Até então, a noção de justiça atrelava-se intimamente ao “olho por olho, dente por dente”. A partir da consolidação dos valores Cristãos emergiram, ainda que de modo muito incipiente, percepções de igualdade e fraternidade.
O julgamento de Cristo, em especial, pode nos ensinar muito e induzir um valioso debate sobre direitos e garantias fundamentais.
Explico. Não são poucas as vezes que ouço colegas ou alunos questionando o “deplorável” papel desempenhado por advogados de réus considerados, pela sociedade, como execráveis. Como seria possível – eticamente – defender tais facínoras?, é o que diz a maioria.
O julgamento promovido por Pilatos revela os riscos inaceitáveis de um julgamento sem o devido processo legal. Não importa quem seja o réu, é da integridade do Estado Democrático de Direito que o julgamento seja justo e siga os ditames e garantias previstas na Constituição. A sociedade que crucificou Cristo e foi por Ele refundada no amor, foi soterrada pelos equívocos de um julgamento sem rito. A lição, neste caso, é inexorável: a todos deve ser garantido um julgamento justo.

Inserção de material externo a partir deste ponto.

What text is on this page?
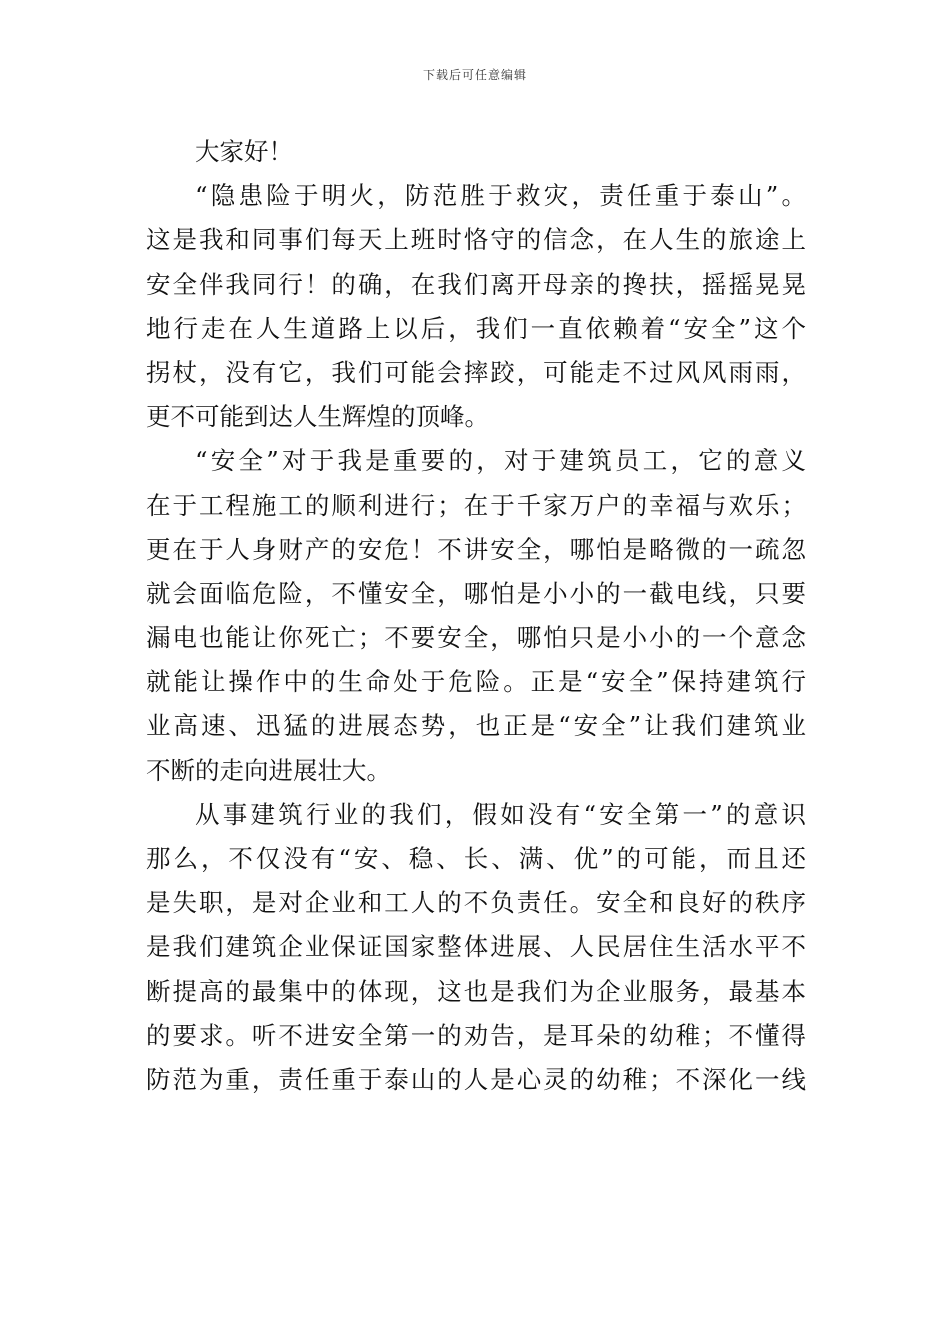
下载后可任意编辑
大家好！
“隐患险于明火，防范胜于救灾，责任重于泰山”。
这是我和同事们每天上班时恪守的信念，在人生的旅途上
安全伴我同行！的确，在我们离开母亲的搀扶，摇摇晃晃
地行走在人生道路上以后，我们一直依赖着“安全”这个
拐杖，没有它，我们可能会摔跤，可能走不过风风雨雨，
更不可能到达人生辉煌的顶峰。
“安全”对于我是重要的，对于建筑员工，它的意义
在于工程施工的顺利进行；在于千家万户的幸福与欢乐；
更在于人身财产的安危！不讲安全，哪怕是略微的一疏忽
就会面临危险，不懂安全，哪怕是小小的一截电线，只要
漏电也能让你死亡；不要安全，哪怕只是小小的一个意念
就能让操作中的生命处于危险。正是“安全”保持建筑行
业高速、迅猛的进展态势，也正是“安全”让我们建筑业
不断的走向进展壮大。
从事建筑行业的我们，假如没有“安全第一”的意识
那么，不仅没有“安、稳、长、满、优”的可能，而且还
是失职，是对企业和工人的不负责任。安全和良好的秩序
是我们建筑企业保证国家整体进展、人民居住生活水平不
断提高的最集中的体现，这也是我们为企业服务，最基本
的要求。听不进安全第一的劝告，是耳朵的幼稚；不懂得
防范为重，责任重于泰山的人是心灵的幼稚；不深化一线
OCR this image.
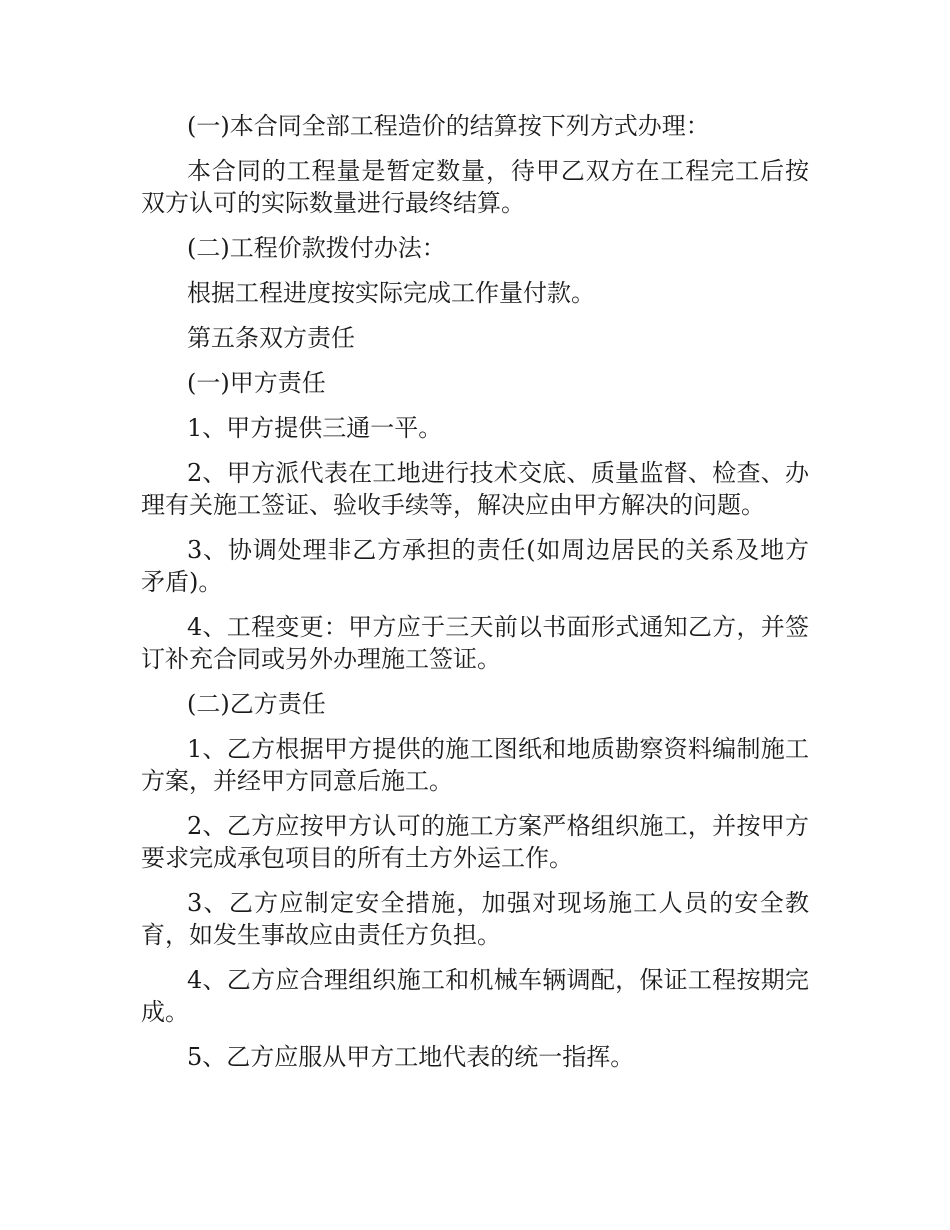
(一)本合同全部工程造价的结算按下列方式办理：

本合同的工程量是暂定数量，待甲乙双方在工程完工后按双方认可的实际数量进行最终结算。

(二)工程价款拨付办法：

根据工程进度按实际完成工作量付款。

第五条双方责任

(一)甲方责任

1、甲方提供三通一平。

2、甲方派代表在工地进行技术交底、质量监督、检查、办理有关施工签证、验收手续等，解决应由甲方解决的问题。

3、协调处理非乙方承担的责任(如周边居民的关系及地方矛盾)。

4、工程变更：甲方应于三天前以书面形式通知乙方，并签订补充合同或另外办理施工签证。

(二)乙方责任

1、乙方根据甲方提供的施工图纸和地质勘察资料编制施工方案，并经甲方同意后施工。

2、乙方应按甲方认可的施工方案严格组织施工，并按甲方要求完成承包项目的所有土方外运工作。

3、乙方应制定安全措施，加强对现场施工人员的安全教育，如发生事故应由责任方负担。

4、乙方应合理组织施工和机械车辆调配，保证工程按期完成。

5、乙方应服从甲方工地代表的统一指挥。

Outro aspecto que me leva a pensar é a pena aplicada. Diversas vezes somos levados a debater quais seriam os maiores erros judiciais: no Brasil cita-se o caso dos “irmãos Naves”, alguns mencionam o caso Dreyfus, outros os diversos condenados indevidamente à prisão perpétua nos Estados Unidos.
Entendo que a crucificação de Cristo foi o maior erro atribuível a um tribunal. Nenhum o supera. A pena de morte, irreversível – ao menos o que toca à vida pré ressurreição -, foi indevidamente aplicada. Os métodos aplicados ampliaram a dor e a humilhação; a tortura fez cair de joelhos o réu. Nenhuma sociedade moderna pode incorrer em tais equívocos.
Sempre que surge o debate sobre a pena de morte, não consigo apagar a imensa imagem da cruz que surge nos confins de meu pensamento. E das lições ali escancaradas, que insistimos em esquecer. Não menciono lições religiosas, longe disso. Não é o objetivo deste texto.
No entanto, se hoje nosso Estado é democrático e de direito, fundado nos diretos e garantias fundamentais, é porque essa história começou a ser escrita há 2012 anos. Indubitavelmente.
Feliz Natal a todos!
Com todo respeito, o espírito geral do seu texto reflete um tendência muito ruim que assola a doutrina cristã. Parece muito bonzinho, muito politicamente correto, mas é altamente destrutivo.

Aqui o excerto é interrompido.